A few weeks ago the New York Times put up a really interesting interactive “Are You Rich?” calculator that I found rather fascinating. While I always appreciate “richness” calculators that take metro region in to account (a surprising number don’t), I think the most interesting part is when they ask you to define “rich” before they give you the results.
This is interesting because of course many people use the word “rich” to simply mean “has more than I do”, so asking for a definition before giving results could surprise some people. In fact, they include this graph that shows that about a third of people in the 90th percentile for incomes still say they are “average”:
Now they include some interesting caveats here, and point out that not all of these people are delusional. Debt is not taken in to account in these calculations, so a doctor graduating med school with $175,000 in debt might quite rightfully feel their income was not the whole story. Everyone I know (myself included) who finishes up with daycare and moves their kid in to public school jokes about the massive “raise” you get when you do that. On the flip side, many retirees have very low active income but might have a lot in assets that would give them a higher ranking if they were included.

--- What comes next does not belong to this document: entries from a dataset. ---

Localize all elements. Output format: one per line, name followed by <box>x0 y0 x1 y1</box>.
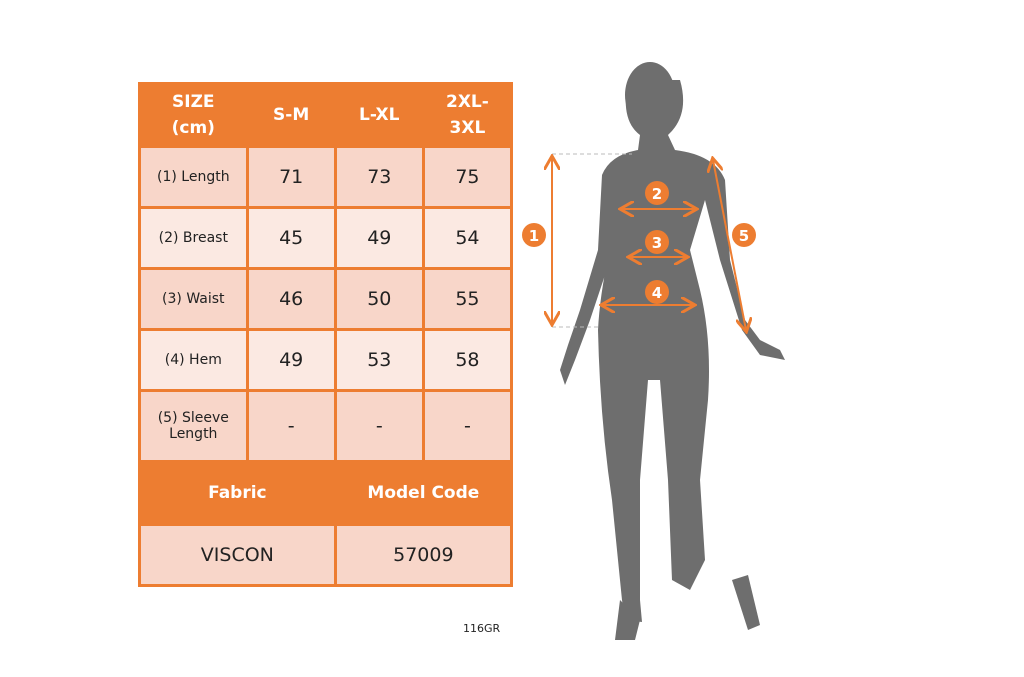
cell: 71 <box>245 145 337 209</box>
row-label: (5) Sleeve Length <box>138 389 249 463</box>
cell: 54 <box>421 206 514 270</box>
header-s-m: S-M <box>245 82 337 148</box>
markers: 1 2 3 4 5 <box>522 181 756 304</box>
row-label: (4) Hem <box>138 328 249 392</box>
product-code: 116GR <box>463 622 501 635</box>
cell: 46 <box>245 267 337 331</box>
marker-2: 2 <box>652 185 662 203</box>
table-row: (4) Hem 49 53 58 <box>138 328 514 392</box>
size-chart-table: SIZE (cm) S-M L-XL 2XL- 3XL (1) Length 7… <box>138 82 514 587</box>
cell: - <box>421 389 514 463</box>
header-l-xl: L-XL <box>333 82 425 148</box>
table-row: (3) Waist 46 50 55 <box>138 267 514 331</box>
header-size: SIZE (cm) <box>138 82 249 148</box>
cell: 50 <box>333 267 425 331</box>
marker-3: 3 <box>652 234 662 252</box>
cell: 75 <box>421 145 514 209</box>
marker-1: 1 <box>529 227 539 245</box>
marker-4: 4 <box>652 284 662 302</box>
row-label: (3) Waist <box>138 267 249 331</box>
marker-5: 5 <box>739 227 749 245</box>
silhouette <box>560 62 785 640</box>
row-label: (1) Length <box>138 145 249 209</box>
sleeve-arrow <box>713 160 746 330</box>
footer-header-row: Fabric Model Code <box>138 460 514 526</box>
cell: 45 <box>245 206 337 270</box>
table-row: (2) Breast 45 49 54 <box>138 206 514 270</box>
cell: 55 <box>421 267 514 331</box>
cell: - <box>245 389 337 463</box>
header-2xl-3xl: 2XL- 3XL <box>421 82 514 148</box>
header-fabric: Fabric <box>138 460 337 526</box>
header-model-code: Model Code <box>333 460 514 526</box>
measurement-lines <box>552 153 746 330</box>
header-row: SIZE (cm) S-M L-XL 2XL- 3XL <box>138 82 514 148</box>
cell: 49 <box>333 206 425 270</box>
cell: 53 <box>333 328 425 392</box>
table-row: (1) Length 71 73 75 <box>138 145 514 209</box>
cell: 58 <box>421 328 514 392</box>
cell: 73 <box>333 145 425 209</box>
table-row: (5) Sleeve Length - - - <box>138 389 514 463</box>
footer-value-row: VISCON 57009 <box>138 523 514 587</box>
fabric-value: VISCON <box>138 523 337 587</box>
cell: 49 <box>245 328 337 392</box>
model-code-value: 57009 <box>333 523 514 587</box>
row-label: (2) Breast <box>138 206 249 270</box>
cell: - <box>333 389 425 463</box>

That last part is relevant for this graph here, showing perceived vs actual income ranking. The data’s from Sweden, but it’s likely we’d see a similar trend in the US:
The majority of those who thought they were better off than they were are below 25th percentile, but we don’t know what they had in assets.
For the rest of it, someone pointed out on Twitter that while “rich people who don’t think they’re rich” get a lot of flack, believing you’re less secure than you are is probably a good thing. It likely pushes you to prepare for a rainy day a bit more. A country where everyone thought they were better off than they were would likely be one where many people made unwise financial decisions.
Interesting to note that the Times published this in part because finding out where you are on the income distribution curve is known to change your feelings about various taxation plans. In the Swedish study that generated the graph above, they found that those discovering they were in the upper half tended to be less supportive of social welfare taxation programs after they got the data. One wonders if some enterprising political candidate is eventually going to figure out how to put in kiosks at rallies or in emails to help people figure out if they benefit or not.
You are about average income for the people you live near and hang around with, and so perceive yourself that way. Unless your area is very wealthy or very poor, you don’t tend to figure that in all that much. You are average for the pond you swim in.